One major purpose that blogging serves for the less-established VCs who do it is to raise their profile among entrepreneurs, to show entrepreneurs that they understand a particular space, that they are totally in sync. Older, more established VCs have a reputation, and entrepreneurs are magnetically pulled to them because of their track record, or because successful entrepreneurs make an introduction -- go see Mr. Greybeard, who's a partner at Established Venture Partners at the Bay Colony Center. They don't have to blog. (Yet.)

But the less-established VCs blog, and I suspect that is going to make them appealing to a new generation of not-yet-proven entrepreneurs with compelling ideas...and help them hear about these ideas first. On the West Coast, David Hornik of August Capital is the best example of a VC who has built his reputation atop his blog. Entrepreneurs know who he is.

I think the same is beginning to happen out here with the VC-bloggers (there's a list of them at right).
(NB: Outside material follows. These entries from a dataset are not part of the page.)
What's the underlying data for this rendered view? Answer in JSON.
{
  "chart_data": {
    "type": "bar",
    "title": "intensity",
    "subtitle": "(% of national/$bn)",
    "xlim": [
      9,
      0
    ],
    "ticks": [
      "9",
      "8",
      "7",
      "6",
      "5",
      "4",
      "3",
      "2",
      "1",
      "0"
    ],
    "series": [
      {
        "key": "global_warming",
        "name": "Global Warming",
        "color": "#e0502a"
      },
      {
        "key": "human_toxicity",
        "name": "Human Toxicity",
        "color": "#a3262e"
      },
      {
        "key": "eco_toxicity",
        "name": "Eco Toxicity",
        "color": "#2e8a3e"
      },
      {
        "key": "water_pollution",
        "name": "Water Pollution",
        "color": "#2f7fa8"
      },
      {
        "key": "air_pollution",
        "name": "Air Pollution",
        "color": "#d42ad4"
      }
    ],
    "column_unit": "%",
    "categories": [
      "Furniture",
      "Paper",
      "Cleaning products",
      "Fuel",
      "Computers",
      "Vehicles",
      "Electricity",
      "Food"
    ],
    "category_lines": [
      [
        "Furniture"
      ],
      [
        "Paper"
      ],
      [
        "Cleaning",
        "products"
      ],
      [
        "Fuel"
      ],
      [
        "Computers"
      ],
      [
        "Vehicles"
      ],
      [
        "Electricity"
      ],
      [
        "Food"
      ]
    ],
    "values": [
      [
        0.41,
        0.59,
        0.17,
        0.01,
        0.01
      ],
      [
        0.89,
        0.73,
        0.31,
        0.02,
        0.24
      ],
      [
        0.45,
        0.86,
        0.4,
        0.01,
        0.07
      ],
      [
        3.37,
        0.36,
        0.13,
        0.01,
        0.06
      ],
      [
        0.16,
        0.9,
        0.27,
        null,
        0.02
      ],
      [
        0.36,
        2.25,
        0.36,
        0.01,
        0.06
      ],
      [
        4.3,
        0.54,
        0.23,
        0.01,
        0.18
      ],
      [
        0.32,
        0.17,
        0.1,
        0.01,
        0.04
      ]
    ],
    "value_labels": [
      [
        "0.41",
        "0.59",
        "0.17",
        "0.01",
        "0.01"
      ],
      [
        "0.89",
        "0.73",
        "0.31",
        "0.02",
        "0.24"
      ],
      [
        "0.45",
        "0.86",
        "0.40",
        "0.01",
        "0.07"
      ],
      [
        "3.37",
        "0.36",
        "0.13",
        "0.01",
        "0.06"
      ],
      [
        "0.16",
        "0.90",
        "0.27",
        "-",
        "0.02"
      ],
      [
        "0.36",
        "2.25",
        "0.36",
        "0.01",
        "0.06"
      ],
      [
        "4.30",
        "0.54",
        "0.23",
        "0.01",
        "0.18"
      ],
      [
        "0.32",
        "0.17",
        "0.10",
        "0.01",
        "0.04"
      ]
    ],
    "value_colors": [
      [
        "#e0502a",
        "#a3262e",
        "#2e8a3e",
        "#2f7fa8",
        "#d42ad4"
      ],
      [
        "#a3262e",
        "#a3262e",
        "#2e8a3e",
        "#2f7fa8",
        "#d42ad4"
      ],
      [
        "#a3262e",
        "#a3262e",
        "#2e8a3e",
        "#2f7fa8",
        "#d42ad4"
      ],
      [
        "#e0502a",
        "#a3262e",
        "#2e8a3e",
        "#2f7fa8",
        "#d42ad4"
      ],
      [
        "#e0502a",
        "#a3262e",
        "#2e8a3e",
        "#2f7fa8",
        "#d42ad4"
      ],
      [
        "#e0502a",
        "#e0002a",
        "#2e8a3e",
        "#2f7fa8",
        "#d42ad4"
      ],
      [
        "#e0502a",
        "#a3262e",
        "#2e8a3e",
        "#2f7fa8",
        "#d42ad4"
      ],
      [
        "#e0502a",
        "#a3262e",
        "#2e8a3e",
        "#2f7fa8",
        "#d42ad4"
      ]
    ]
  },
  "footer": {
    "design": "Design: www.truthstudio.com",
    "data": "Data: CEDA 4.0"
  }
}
The Rolodex and schmoozing and personal connections are still going to be important, but a blog is a great way to broadcast that you understand what's changing in the tech world -- both to entrepreneurs in New England and elsewhere.

What got me thinking about this was David Beisel's great post on "Seven Coming Digital Uber-trends which are Ripe for Startup Opportunities." This kind of stuff is flypaper for entrepreneurs; I know David's going to get e-mails from a bunch of start-ups saying, "Hey, I'm working on trend #2, can we set up a meeting?"